Clinical disease development of COVID-19 and combined vaccination and treatment strategy for synergistic SARS-CoV-2 eradication, minimized side effects, and lowered mortality. Within 1-2 days post infection, SARS-CoV-2 locally replicates, and most individuals are asymptomatic. In the following 3-7, the virus continues to spread to the respiratory tract and the lungs with clinical manifestation. Inflammatory cells release high levels of cytokines (e.g., IL-6, IL-1β, and IFNα), contributing to a cytokine storm. In the later stages of infection, COVID-19 patients become severely ill, leading to ARDS, multiple organ failure, and eventually death. Most treatment interventions have focused on repurposed anti-viral or anti-inflammatory drugs and the FDA approved the use of remdesivir and dexamethasone for inhibition of viral RNA synthesis and to dampen inflammation, respectively.

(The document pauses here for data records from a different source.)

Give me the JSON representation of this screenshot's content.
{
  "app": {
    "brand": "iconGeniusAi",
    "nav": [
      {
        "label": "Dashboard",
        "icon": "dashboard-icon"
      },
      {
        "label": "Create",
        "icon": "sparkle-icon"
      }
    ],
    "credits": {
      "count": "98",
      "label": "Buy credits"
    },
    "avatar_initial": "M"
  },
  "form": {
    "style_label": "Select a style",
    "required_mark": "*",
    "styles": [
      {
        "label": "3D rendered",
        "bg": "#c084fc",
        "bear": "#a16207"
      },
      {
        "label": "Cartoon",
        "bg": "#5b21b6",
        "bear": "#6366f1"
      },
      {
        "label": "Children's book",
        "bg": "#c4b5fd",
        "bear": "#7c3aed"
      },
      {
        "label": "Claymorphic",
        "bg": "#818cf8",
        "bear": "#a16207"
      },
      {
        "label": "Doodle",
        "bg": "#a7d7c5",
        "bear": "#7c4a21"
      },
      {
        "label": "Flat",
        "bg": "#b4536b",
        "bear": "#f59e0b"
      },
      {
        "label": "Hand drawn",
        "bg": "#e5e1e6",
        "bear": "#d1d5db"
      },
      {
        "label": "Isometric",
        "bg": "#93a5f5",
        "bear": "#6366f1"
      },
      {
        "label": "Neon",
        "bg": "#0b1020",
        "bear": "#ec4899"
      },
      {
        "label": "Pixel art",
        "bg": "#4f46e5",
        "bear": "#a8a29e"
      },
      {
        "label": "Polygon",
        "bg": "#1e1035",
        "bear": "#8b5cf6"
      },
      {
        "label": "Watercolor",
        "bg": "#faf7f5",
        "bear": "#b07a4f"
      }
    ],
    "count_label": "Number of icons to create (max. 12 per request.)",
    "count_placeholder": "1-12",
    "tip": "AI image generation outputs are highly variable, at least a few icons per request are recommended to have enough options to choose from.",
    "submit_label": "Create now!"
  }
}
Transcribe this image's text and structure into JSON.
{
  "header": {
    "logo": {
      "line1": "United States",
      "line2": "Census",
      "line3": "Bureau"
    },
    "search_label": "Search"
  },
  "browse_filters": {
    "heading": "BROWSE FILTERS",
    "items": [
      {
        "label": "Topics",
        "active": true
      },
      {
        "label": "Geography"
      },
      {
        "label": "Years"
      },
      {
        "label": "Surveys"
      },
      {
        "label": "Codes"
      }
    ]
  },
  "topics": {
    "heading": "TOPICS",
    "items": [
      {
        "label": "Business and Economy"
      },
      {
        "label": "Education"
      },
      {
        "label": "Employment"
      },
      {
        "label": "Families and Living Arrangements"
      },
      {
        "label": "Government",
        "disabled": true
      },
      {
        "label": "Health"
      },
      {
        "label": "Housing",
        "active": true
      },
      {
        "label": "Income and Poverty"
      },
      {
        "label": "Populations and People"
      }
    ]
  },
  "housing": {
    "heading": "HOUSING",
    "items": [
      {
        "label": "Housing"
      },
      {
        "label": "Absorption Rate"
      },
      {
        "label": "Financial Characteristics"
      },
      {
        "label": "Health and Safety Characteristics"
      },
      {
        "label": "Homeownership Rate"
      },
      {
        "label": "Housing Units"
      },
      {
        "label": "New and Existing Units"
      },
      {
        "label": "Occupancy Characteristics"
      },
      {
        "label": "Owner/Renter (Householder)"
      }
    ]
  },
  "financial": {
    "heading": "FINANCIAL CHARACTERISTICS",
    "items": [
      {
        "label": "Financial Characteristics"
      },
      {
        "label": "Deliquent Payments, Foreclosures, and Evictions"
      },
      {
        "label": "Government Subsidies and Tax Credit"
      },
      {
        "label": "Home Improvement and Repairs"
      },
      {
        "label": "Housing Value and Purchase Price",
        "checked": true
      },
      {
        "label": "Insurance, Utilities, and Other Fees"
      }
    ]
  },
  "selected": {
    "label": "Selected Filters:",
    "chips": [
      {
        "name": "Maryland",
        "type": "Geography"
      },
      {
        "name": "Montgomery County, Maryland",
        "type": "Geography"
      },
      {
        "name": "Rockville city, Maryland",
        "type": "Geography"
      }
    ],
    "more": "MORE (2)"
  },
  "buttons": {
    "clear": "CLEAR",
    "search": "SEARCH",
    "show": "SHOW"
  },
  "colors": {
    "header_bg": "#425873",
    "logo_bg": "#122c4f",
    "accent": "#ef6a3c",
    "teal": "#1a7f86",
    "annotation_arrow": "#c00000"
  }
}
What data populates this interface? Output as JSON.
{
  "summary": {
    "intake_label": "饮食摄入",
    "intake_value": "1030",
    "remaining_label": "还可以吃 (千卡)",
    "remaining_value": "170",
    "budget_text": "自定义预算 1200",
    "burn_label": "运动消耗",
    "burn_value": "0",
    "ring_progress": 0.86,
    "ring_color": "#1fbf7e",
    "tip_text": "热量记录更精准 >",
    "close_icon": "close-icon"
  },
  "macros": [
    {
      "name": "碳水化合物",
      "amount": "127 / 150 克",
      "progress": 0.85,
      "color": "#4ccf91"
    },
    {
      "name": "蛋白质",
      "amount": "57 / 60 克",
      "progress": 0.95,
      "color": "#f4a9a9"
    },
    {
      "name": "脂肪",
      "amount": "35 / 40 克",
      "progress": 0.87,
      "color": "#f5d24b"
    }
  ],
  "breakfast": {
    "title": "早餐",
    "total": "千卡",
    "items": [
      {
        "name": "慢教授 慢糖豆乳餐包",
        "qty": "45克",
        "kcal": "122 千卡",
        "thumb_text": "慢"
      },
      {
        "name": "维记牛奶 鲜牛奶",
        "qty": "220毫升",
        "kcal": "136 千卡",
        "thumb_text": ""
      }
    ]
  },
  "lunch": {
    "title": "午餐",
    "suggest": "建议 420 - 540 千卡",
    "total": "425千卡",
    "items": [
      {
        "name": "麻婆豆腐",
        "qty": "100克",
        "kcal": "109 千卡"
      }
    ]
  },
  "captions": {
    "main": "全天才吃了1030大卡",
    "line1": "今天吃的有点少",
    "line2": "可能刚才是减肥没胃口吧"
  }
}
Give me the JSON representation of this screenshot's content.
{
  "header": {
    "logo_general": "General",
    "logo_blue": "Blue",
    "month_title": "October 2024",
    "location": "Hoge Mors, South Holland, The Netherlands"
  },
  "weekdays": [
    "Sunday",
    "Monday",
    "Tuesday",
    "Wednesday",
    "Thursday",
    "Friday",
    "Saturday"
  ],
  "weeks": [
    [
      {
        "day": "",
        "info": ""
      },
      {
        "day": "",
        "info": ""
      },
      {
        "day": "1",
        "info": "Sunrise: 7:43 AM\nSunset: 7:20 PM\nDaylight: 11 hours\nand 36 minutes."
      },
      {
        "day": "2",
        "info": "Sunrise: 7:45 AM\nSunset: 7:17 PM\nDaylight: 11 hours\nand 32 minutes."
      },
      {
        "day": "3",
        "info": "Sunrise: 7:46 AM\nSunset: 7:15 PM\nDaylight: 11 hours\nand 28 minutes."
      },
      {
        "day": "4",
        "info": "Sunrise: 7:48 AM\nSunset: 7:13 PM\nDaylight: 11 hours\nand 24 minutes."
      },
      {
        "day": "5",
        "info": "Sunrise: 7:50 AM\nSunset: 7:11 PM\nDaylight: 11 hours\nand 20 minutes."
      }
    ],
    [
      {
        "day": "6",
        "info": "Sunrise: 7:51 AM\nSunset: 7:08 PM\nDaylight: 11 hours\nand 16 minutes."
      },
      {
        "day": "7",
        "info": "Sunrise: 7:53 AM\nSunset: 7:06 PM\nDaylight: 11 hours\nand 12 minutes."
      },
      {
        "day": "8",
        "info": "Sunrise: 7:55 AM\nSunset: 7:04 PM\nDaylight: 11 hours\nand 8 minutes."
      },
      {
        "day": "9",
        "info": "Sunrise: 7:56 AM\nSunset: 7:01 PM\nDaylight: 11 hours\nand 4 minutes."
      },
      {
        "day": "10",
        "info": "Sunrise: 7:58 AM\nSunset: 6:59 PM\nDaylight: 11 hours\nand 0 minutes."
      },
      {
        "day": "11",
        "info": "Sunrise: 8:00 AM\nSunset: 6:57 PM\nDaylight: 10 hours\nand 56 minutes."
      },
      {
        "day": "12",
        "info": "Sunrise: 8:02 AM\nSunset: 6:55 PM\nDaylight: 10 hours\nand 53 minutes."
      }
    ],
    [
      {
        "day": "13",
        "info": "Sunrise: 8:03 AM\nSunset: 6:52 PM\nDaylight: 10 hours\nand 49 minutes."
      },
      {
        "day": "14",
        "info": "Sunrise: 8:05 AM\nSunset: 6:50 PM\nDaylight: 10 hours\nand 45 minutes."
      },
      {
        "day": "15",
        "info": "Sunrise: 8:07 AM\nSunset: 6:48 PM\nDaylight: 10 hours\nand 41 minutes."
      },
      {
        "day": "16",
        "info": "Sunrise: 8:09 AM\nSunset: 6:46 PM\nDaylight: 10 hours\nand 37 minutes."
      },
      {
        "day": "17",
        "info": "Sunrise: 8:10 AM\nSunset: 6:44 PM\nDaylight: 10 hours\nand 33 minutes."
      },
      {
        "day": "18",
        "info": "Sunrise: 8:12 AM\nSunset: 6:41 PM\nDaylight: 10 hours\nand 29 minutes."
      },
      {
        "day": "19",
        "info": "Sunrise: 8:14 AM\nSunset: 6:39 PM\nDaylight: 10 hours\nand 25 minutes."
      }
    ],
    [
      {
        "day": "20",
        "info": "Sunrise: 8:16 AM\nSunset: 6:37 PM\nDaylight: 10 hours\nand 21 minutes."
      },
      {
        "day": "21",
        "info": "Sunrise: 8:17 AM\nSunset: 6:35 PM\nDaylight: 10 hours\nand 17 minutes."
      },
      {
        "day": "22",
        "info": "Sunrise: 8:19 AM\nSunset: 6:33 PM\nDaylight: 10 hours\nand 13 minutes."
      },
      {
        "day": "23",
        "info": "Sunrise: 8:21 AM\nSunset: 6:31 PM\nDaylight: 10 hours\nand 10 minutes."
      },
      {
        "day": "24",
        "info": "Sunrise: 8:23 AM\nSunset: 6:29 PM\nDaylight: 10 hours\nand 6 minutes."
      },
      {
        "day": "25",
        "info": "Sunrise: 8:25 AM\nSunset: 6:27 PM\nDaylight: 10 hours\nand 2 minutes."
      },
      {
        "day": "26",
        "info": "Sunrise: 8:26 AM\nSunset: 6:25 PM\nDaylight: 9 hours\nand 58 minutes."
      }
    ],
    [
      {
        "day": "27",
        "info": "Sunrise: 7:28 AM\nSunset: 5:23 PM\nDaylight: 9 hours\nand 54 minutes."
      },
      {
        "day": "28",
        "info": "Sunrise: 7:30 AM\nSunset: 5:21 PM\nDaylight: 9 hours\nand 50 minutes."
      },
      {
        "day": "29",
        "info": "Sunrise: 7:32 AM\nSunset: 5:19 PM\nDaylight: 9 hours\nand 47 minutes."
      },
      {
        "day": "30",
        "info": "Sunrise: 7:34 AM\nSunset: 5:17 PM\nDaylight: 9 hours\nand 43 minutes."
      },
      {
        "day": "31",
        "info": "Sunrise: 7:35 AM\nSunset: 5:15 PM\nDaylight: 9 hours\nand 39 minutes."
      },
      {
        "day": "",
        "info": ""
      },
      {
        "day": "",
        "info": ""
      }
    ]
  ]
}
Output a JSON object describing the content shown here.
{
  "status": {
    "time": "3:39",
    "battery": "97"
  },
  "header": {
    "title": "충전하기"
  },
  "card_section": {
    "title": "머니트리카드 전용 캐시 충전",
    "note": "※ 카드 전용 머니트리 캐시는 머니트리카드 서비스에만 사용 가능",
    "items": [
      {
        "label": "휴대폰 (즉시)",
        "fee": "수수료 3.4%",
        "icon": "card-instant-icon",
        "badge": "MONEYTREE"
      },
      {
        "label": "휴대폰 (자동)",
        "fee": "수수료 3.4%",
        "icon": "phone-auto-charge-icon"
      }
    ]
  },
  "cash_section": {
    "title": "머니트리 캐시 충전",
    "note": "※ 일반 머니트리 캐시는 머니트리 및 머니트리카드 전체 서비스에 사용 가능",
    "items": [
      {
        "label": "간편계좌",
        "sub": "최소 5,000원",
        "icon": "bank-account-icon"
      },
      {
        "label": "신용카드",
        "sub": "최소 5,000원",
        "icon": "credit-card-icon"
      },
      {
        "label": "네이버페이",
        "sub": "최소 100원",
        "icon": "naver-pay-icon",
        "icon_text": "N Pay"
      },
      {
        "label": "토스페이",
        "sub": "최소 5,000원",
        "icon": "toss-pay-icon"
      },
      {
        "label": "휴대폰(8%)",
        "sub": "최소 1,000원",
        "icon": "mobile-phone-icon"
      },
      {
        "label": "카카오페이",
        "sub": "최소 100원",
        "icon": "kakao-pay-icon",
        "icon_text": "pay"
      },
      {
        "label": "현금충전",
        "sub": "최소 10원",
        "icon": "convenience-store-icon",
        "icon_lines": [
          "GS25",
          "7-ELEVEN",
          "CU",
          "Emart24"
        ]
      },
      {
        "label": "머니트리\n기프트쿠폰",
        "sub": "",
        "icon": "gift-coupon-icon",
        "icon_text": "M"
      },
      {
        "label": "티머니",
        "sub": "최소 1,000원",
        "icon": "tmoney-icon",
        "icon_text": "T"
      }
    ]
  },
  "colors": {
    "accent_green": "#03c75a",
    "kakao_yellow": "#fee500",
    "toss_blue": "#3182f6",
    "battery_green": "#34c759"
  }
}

Controlling both virus replication and inflammation can help reduce patient mortality rate but their clinical efficacy is limited. Diverse nanotechnology platforms can be designed for combination therapy by the delivery of multivalent antigens and desired drugs which can synergistically reduce viral load, inflammation, and severe disease progression.